Ознакомительная версия. Доступно 7 страниц из 33
И все это только попытки, намерения, далеко не достигающие цельности художественного произведения. Меня же, как я уже сказал, никакие, даже благие намерения автора не останавливают, если его произведение плохо, то есть если в нем нет искреннего одухотворения. Несовершенство формы, неумелость, грубость примитивных средств – все недостатки можно забыть перед одухотворенным цельным созданием искусства, каковы многие мозаики IX – XI веков (в Мессине, в Салерно и других городах Италии). Но холодное притворство современного человека, пыжащегося казаться наивным, детски умиленным в простоте сердца!
Убеленному сединами лепетать детским языком, ходить в костюме трехлетнего младенца – смешно. А есть и такой чудак в Париже – знаменитый Пюви де Шаванн[115], породивший целую школу таких же ребячествующих в искусстве. Сюжеты для своих созданий (по традиции) они берут или религиозные, или самые возвышенные, патриотические. Их произведения высоко ценят, им делают национальные заказы для поднятия духа и нравственности.
Как в Древней Греции, во время упадка веры в богов, возник вкус к архаическим, первоначальным образцам производства богов, так теперь в Париже, в Пантеоне, Hotel de Ville [Городской ратуше.] и во многих других правительственных учреждениях, роскошно заново отстроенных и великолепно декорированных, живопись на стенах и плафонах заказана Пюви де Шавану и другим работающим в том же роде.
На нынешней выставке в Champ de Mars[116] стоит шесть произведений Пюви де Шавана, сделанных по заказу для Hotel de Ville.

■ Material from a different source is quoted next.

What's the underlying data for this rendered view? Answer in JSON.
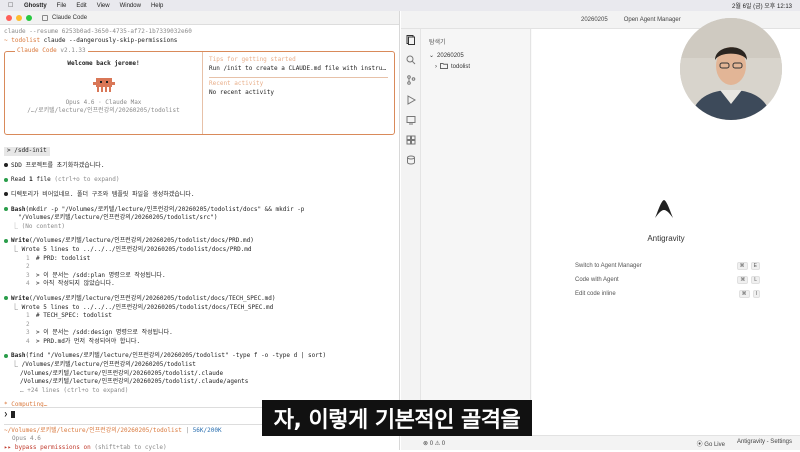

Во-первых, плафон: «Виктор Гюго подносит свою лиру городу Парижу». Чернильными, слабыми, вялыми, размазанными контурами на фоне белой извести нарисован Виктор Гюго; в белых античных драпировках перед античной женщиной (город Париж) предстоят и еще какие-то фигуры – все они белые, с манекенными движениями и без всякого выражения на белых лицах, обведенных пухлым серым контуром. Кое-где пущен разбел тех же чернил, да фон раскрашен слабо под золотую мозаику охристой краской, расписанной квадратиками. Четыре дуги, изображающие: 1) патриотизм, 2) милосердие, 3) усердие художников, 4) интеллектуальный очаг. Шесть тимпанов: 1) разум, 2) фантазия, 3) красота, 4) неустрашимость, 5) культ памяти, 6) вежливость.
Описывать все эти панно можно только со стороны их комичности; они все безжизненны, скучны и смешны… Но от этих работ французы в восторге; аристократия смотрит их целыми толпами. О них рассуждают – и не одни французы: русские художники и корреспонденты, пишущие об искусстве, дамы в гостиных и на улицах – везде говорят о работах Пюви де Шавана.
Салон Марсова поля слабый, наполненный невероятным количеством никуда не годного малевания. Большинство выставленных там вещей у нас не приняли бы даже на академическую выставку. Еще никогда не бросалось мне в глаза такое ужасное падение искусства. Я приятно отдохнул на незатейливой вещице нашего молодого художника Костенко[117].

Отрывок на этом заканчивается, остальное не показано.